Już w swoim drugim meczu w chorwackiej elicie (Prva HNL) strzelił dwa gole. Dublet skompletował w starciu z Slavenem Belupo. Jednocześnie był to występ, w którym Zwoliński uzyskał największą liczbę trafień. W dalszej części sezonu zdobywał po jednej bramce, ale robił to regularnie. W 30 meczach strzelił 14 goli, co czyni go wiceliderem klasyfikacji strzelców wraz z Mijo Caktasem z Hajduka Split. O dwa gole więcej ma para liderów: Jakov Puljic z HNK Rijeka oraz Mirko Marić z NK Osijek. Co, ciekawe czołowy strzelcem w Chorwacji jest również były snajper Lechii Gdańsk - Antonio Colak, który ma na koncie 11 trafień. Chorwat urodzony w Ludwigsburgu reprezentuje barwy HNK Rijeki, która jest bliska wywalczenia wicemistrzostwa.
Do końca sezonu w lidze wicemistrzów świata pozostały jeszcze trzy kolejki. W 34. kolejce ekipa Zwolińskiego oraz innego Polaka - Michała Masłowskiego zmierzy się w środę w Zagrzebiu z mistrzem – Dinamo. Beniaminek stoi, więc przed bardzo trudnym zadaniem, ale „Zwolak” i spółka wciąż liczą się w walce o grę w eliminacjach Ligi Europy. HNK Gorica traci do czwartego Hajduka Split oraz trzeciego HNK Osijek zaledwie trzy punkty. Gdyby drużynie dwóch Polaków udało się zająć miejsce na podium, byłaby to bezprecedensowa sytuacja na skalę Europy.

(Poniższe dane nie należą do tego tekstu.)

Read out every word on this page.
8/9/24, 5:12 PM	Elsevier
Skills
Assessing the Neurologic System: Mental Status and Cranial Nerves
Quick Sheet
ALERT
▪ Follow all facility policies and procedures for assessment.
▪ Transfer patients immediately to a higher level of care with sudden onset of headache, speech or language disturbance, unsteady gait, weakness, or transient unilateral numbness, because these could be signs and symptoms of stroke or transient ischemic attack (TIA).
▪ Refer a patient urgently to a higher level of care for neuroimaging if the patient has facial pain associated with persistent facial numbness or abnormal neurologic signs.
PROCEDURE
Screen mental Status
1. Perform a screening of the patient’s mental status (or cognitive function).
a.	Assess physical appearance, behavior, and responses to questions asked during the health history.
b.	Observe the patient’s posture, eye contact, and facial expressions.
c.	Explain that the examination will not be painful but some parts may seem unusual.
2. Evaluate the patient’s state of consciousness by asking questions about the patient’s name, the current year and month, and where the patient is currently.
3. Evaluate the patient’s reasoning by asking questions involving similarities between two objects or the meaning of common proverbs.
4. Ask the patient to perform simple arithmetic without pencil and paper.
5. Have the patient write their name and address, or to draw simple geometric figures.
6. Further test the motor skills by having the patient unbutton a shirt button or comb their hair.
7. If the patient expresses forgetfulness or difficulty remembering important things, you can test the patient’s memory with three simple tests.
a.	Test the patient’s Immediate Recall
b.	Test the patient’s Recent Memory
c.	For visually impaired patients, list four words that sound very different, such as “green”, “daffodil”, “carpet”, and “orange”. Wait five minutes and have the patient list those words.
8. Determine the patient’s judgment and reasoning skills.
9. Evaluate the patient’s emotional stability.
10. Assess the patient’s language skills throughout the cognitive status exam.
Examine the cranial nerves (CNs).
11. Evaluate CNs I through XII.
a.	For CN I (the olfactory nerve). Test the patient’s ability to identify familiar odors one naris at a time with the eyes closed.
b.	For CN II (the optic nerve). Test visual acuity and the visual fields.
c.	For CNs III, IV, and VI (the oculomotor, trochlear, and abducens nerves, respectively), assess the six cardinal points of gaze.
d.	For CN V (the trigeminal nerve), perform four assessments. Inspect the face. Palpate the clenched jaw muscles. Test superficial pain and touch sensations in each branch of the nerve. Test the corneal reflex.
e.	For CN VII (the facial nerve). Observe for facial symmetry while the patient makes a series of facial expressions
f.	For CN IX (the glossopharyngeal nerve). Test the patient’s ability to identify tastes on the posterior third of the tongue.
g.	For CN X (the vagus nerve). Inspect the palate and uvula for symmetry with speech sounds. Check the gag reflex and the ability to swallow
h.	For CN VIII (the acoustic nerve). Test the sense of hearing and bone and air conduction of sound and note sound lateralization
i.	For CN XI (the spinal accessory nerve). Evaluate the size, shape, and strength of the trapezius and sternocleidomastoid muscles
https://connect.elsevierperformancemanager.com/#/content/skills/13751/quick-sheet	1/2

Podopieczni Nenada Bjelicy już dawno zapewnili sobie tytuł mistrzowski. W tej chwili Dinamo ma 20 "oczek" przewagi nad drugą HNK Rijeką, dlatego ekipa Damiana Kądziora koncentruje się przed wszystkim na finale Pucharu Chorwacji, który odbędzie się 22 maja. Rywalem drużyny prowadzonej przez byłego trenera Lecha Poznań będzie wspomniana Rijeka. Zespół prowadzony przez Sergeja Jakirovica, którego najlepszym strzelcem jest Zwoliński, będzie upatrywał swojej szansy w tym, że stołeczna ekipa nie musi się już przejmować ligą.